At 9:52 a.m. (0422 GMT), the 10-year benchmark bond yield was at 8.35 percent, compared with 8.36 percent on Thursday.

The benchmark five-year swap rate was unchanged at 7.57 percent, while the one-year rate  was 1 basis point higher at 8.19 percent.

Finance Minister Pranab Mukherjee is slated to begin his budget speech at 11 a.m. (0530 GMT) in the lower house of Parliament.

The government is expected to go for a higher market borrowing of 5.3 trillion rupees ($105.37 billion) in 2012/13 from 5.1 trillion rupees this year, a Reuters poll this month showed.

If the borrowing is higher than expected, the 10-year yield may rise to around 8.40 percent, and by March end to around 8.47 percent, said Ashish Vaidya, executive director and head of interest rates at UBS.

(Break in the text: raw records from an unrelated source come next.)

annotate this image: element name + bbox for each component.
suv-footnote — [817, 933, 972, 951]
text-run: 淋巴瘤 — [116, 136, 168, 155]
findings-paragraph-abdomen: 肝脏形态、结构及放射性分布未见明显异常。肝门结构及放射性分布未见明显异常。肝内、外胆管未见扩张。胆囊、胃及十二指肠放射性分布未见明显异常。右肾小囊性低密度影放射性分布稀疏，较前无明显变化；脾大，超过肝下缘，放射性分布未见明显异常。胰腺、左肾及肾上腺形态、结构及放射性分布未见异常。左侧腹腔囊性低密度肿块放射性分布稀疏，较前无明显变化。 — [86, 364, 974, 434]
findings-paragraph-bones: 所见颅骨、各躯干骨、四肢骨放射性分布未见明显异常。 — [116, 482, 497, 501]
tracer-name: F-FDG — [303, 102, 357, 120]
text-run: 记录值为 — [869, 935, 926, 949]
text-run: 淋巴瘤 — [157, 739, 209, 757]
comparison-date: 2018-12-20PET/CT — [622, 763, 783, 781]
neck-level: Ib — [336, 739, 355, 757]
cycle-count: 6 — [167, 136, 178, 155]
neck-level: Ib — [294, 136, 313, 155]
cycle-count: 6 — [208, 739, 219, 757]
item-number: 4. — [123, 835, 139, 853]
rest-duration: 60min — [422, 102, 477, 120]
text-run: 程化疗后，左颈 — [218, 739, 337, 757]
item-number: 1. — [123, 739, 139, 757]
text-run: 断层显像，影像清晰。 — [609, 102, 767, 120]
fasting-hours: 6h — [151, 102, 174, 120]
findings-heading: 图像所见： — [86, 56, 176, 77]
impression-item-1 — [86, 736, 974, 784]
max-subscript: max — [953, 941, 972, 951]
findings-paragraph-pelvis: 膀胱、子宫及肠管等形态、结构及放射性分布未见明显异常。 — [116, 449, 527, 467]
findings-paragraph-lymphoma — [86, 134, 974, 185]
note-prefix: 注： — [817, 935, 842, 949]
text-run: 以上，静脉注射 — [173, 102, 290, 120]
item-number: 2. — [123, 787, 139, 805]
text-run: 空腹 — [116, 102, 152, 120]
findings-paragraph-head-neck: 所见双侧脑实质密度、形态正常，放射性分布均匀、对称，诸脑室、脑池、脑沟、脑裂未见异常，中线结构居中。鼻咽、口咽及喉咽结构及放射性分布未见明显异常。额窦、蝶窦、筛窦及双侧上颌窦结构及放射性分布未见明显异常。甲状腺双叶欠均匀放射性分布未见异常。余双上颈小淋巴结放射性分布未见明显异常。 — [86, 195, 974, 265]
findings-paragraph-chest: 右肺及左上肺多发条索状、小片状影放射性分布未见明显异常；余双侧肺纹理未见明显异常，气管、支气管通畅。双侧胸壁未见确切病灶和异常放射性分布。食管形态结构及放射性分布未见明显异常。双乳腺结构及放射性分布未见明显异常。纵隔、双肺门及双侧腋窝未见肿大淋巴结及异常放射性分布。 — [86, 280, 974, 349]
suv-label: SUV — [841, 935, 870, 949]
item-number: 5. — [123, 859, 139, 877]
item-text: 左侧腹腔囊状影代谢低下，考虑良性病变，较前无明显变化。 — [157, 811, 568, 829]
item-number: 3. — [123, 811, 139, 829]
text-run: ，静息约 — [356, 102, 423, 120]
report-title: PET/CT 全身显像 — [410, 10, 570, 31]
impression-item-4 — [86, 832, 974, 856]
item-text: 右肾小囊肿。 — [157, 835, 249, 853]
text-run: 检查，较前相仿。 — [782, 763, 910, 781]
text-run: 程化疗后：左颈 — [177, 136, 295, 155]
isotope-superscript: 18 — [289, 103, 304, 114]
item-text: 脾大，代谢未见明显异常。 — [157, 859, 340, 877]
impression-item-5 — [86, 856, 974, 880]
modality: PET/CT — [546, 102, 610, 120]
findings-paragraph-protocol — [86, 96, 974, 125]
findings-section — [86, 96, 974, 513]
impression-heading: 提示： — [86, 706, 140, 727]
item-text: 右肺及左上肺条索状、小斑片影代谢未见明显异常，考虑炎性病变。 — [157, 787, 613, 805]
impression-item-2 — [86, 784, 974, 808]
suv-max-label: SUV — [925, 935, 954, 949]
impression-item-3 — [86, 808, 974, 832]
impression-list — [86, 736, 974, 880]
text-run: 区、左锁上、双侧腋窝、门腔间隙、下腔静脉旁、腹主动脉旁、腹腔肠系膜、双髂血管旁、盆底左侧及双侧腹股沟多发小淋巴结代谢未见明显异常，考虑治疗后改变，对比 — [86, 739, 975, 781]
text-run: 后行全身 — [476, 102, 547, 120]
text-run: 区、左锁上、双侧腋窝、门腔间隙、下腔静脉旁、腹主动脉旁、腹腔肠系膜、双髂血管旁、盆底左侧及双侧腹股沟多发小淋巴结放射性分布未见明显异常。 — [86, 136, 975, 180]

For the ongoing financial year ending this month, the government had raised its borrowing target twice to 5.1 trillion rupees because of higher spending and slower revenues.

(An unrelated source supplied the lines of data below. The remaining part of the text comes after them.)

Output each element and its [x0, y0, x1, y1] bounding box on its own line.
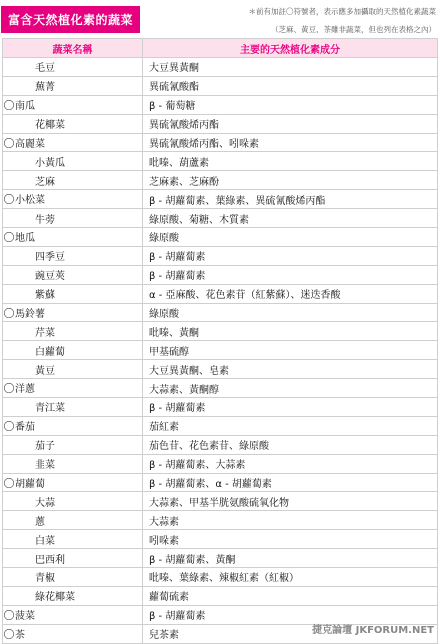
phytochemical-cell: 綠原酸 [143, 228, 438, 247]
table-body [3, 58, 438, 644]
vegetable-name-cell [3, 473, 143, 492]
phytochemical-cell: 兒茶素 [143, 624, 438, 643]
phytochemical-cell: β - 胡蘿蔔素 [143, 246, 438, 265]
vegetable-name: 花椰菜 [35, 120, 65, 132]
phytochemical-cell: β - 胡蘿蔔素、黃酮 [143, 549, 438, 568]
vegetable-name-cell [3, 511, 143, 530]
vegetable-name: 牛蒡 [35, 214, 55, 226]
phytochemical-cell: 茄紅素 [143, 416, 438, 435]
table-row [3, 76, 438, 95]
table-row [3, 322, 438, 341]
phytochemical-cell: 吡嗪、葉綠素、辣椒紅素（紅椒） [143, 568, 438, 587]
vegetable-name-cell [3, 228, 143, 247]
vegetable-name: 紫蘇 [35, 290, 55, 302]
table-row [3, 152, 438, 171]
recommended-mark: 〇 [3, 230, 15, 244]
vegetable-name: 白菜 [35, 535, 55, 547]
note-non-vegetable: （芝麻、黃豆、茶雖非蔬菜，但也列在表格之內） [271, 25, 436, 34]
vegetable-name-cell [3, 171, 143, 190]
header-vegetable-name: 蔬菜名稱 [3, 39, 143, 58]
table-row [3, 360, 438, 379]
vegetable-name-cell [3, 416, 143, 435]
recommended-mark: 〇 [3, 306, 15, 320]
vegetable-name: 巴西利 [35, 554, 65, 566]
table-title: 富含天然植化素的蔬菜 [1, 6, 140, 33]
phytochemical-cell: 綠原酸 [143, 303, 438, 322]
phytochemical-cell: 異硫氰酸烯丙酯、吲哚素 [143, 133, 438, 152]
table-row [3, 568, 438, 587]
phytochemical-cell: 大豆異黃酮、皂素 [143, 360, 438, 379]
vegetable-name-cell [3, 341, 143, 360]
vegetable-name-cell [3, 58, 143, 77]
phytochemical-cell: 甲基硫醇 [143, 341, 438, 360]
vegetable-name: 小黃瓜 [35, 157, 65, 169]
vegetable-name: 芹菜 [35, 327, 55, 339]
vegetable-name-cell [3, 114, 143, 133]
vegetable-name-cell [3, 303, 143, 322]
phytochemical-cell: β - 胡蘿蔔素 [143, 265, 438, 284]
table-row [3, 246, 438, 265]
table-row [3, 58, 438, 77]
vegetable-name: 豌豆莢 [35, 271, 65, 283]
table-row [3, 341, 438, 360]
vegetable-name-cell [3, 360, 143, 379]
vegetable-name-cell [3, 605, 143, 624]
phytochemical-cell: β - 胡蘿蔔素、大蒜素 [143, 454, 438, 473]
vegetable-name-cell [3, 549, 143, 568]
vegetable-name: 毛豆 [35, 63, 55, 75]
vegetable-name-cell [3, 95, 143, 114]
recommended-mark: 〇 [3, 193, 15, 207]
vegetable-name: 馬鈴薯 [15, 308, 45, 320]
table-row [3, 473, 438, 492]
vegetable-name-cell [3, 398, 143, 417]
phytochemical-cell: 吲哚素 [143, 530, 438, 549]
vegetable-name-cell [3, 209, 143, 228]
phytochemical-cell: 大蒜素 [143, 511, 438, 530]
table-row [3, 492, 438, 511]
table-row [3, 586, 438, 605]
phytochemical-cell: 吡嗪、葫蘆素 [143, 152, 438, 171]
vegetable-name: 芝麻 [35, 176, 55, 188]
vegetable-name: 青江菜 [35, 403, 65, 415]
table-header-row [3, 39, 438, 58]
vegetable-name: 洋蔥 [15, 384, 35, 396]
vegetable-name-cell [3, 322, 143, 341]
vegetable-name-cell [3, 190, 143, 209]
phytochemical-cell: 大蒜素、黃酮醇 [143, 379, 438, 398]
table-row [3, 511, 438, 530]
vegetable-name: 胡蘿蔔 [15, 478, 45, 490]
vegetable-name: 四季豆 [35, 252, 65, 264]
vegetable-name: 蕪菁 [35, 82, 55, 94]
watermark: 捷克論壇 JKFORUM.NET [312, 625, 434, 636]
table-row [3, 171, 438, 190]
vegetable-name-cell [3, 152, 143, 171]
phytochemical-table [2, 38, 438, 644]
table-row [3, 95, 438, 114]
phytochemical-cell: α - 亞麻酸、花色素苷（紅紫蘇）、迷迭香酸 [143, 284, 438, 303]
phytochemical-cell: β - 胡蘿蔔素 [143, 605, 438, 624]
table-row [3, 379, 438, 398]
table-row [3, 209, 438, 228]
table-row [3, 228, 438, 247]
phytochemical-cell: 蘿蔔硫素 [143, 586, 438, 605]
table-row [3, 398, 438, 417]
phytochemical-cell: 茄色苷、花色素苷、綠原酸 [143, 435, 438, 454]
table-row [3, 133, 438, 152]
note-mark-explanation: ＊前有加註〇符號者，表示應多加攝取的天然植化素蔬菜 [248, 7, 436, 16]
vegetable-name-cell [3, 133, 143, 152]
table-row [3, 190, 438, 209]
vegetable-name: 蔥 [35, 516, 45, 528]
vegetable-name-cell [3, 568, 143, 587]
vegetable-name-cell [3, 265, 143, 284]
table-row [3, 416, 438, 435]
vegetable-name: 茶 [15, 629, 25, 641]
vegetable-name: 大蒜 [35, 497, 55, 509]
vegetable-name-cell [3, 435, 143, 454]
vegetable-name-cell [3, 246, 143, 265]
phytochemical-cell: β - 胡蘿蔔素 [143, 398, 438, 417]
vegetable-name-cell [3, 76, 143, 95]
phytochemical-cell: β - 葡萄糖 [143, 95, 438, 114]
table-row [3, 303, 438, 322]
vegetable-name: 白蘿蔔 [35, 346, 65, 358]
table-row [3, 284, 438, 303]
vegetable-name: 南瓜 [15, 100, 35, 112]
vegetable-name: 黃豆 [35, 365, 55, 377]
table-row [3, 549, 438, 568]
vegetable-name: 綠花椰菜 [35, 592, 75, 604]
vegetable-name: 茄子 [35, 441, 55, 453]
recommended-mark: 〇 [3, 627, 15, 641]
table-row [3, 454, 438, 473]
vegetable-name-cell [3, 492, 143, 511]
vegetable-name: 高麗菜 [15, 138, 45, 150]
phytochemical-cell: 大蒜素、甲基半胱氨酸硫氧化物 [143, 492, 438, 511]
phytochemical-cell: β - 胡蘿蔔素、葉綠素、異硫氰酸烯丙酯 [143, 190, 438, 209]
phytochemical-cell: 芝麻素、芝麻酚 [143, 171, 438, 190]
table-row [3, 114, 438, 133]
recommended-mark: 〇 [3, 419, 15, 433]
recommended-mark: 〇 [3, 608, 15, 622]
vegetable-name: 小松菜 [15, 195, 45, 207]
vegetable-name-cell [3, 284, 143, 303]
header-phytochemical: 主要的天然植化素成分 [143, 39, 438, 58]
vegetable-name-cell [3, 454, 143, 473]
recommended-mark: 〇 [3, 136, 15, 150]
vegetable-name: 番茄 [15, 421, 35, 433]
vegetable-name: 韭菜 [35, 460, 55, 472]
phytochemical-cell: 大豆異黃酮 [143, 58, 438, 77]
recommended-mark: 〇 [3, 382, 15, 396]
recommended-mark: 〇 [3, 98, 15, 112]
vegetable-name-cell [3, 624, 143, 643]
vegetable-name-cell [3, 586, 143, 605]
vegetable-name-cell [3, 530, 143, 549]
vegetable-name-cell [3, 379, 143, 398]
vegetable-name: 地瓜 [15, 232, 35, 244]
phytochemical-cell: 異硫氰酸烯丙酯 [143, 114, 438, 133]
phytochemical-cell: β - 胡蘿蔔素、α - 胡蘿蔔素 [143, 473, 438, 492]
vegetable-name: 菠菜 [15, 610, 35, 622]
recommended-mark: 〇 [3, 476, 15, 490]
table-row [3, 530, 438, 549]
table-row [3, 265, 438, 284]
phytochemical-cell: 吡嗪、黃酮 [143, 322, 438, 341]
phytochemical-cell: 綠原酸、菊糖、木質素 [143, 209, 438, 228]
table-row [3, 435, 438, 454]
phytochemical-cell: 異硫氰酸酯 [143, 76, 438, 95]
vegetable-name: 青椒 [35, 573, 55, 585]
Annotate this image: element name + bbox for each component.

Since late November, the huge supply of bonds was balanced out with the Reserve Bank of India's open market bond purchases.

Some traders expect the RBI to hold off on the bond purchases from April, as the liquidity tightness in the banking system is likely to ease following a sharp 75 basis point surprise cut in the cash reserve ratio for banks, affected last week.

The move is estimated to have released about 480 billion rupees of primary liquidity into the banking system.

However, in the RBI's mid-quarter review of the monetary policy on Thursday, the central bank kept interest rates unchanged citing resurgent inflationary pressures, and focused on the yawning fiscal gap of the government that has threatened the inflation outlook.

India is on track to miss its target of cutting the fiscal deficit to 4.6 percent of gross domestic product (GDP) in the current fiscal year by more than a percentage point, thanks to a sluggish economy and a ballooning subsidy burden under a populist-leaning Congress party government.

Grappling with a yawning fiscal deficit will be crucial to restoring credibility for the government in this budget that was stretched in the last budget by unrealistic assumptions.

Until close of session, the 10-year yield is likely to move in 8.30-8.40 percent band.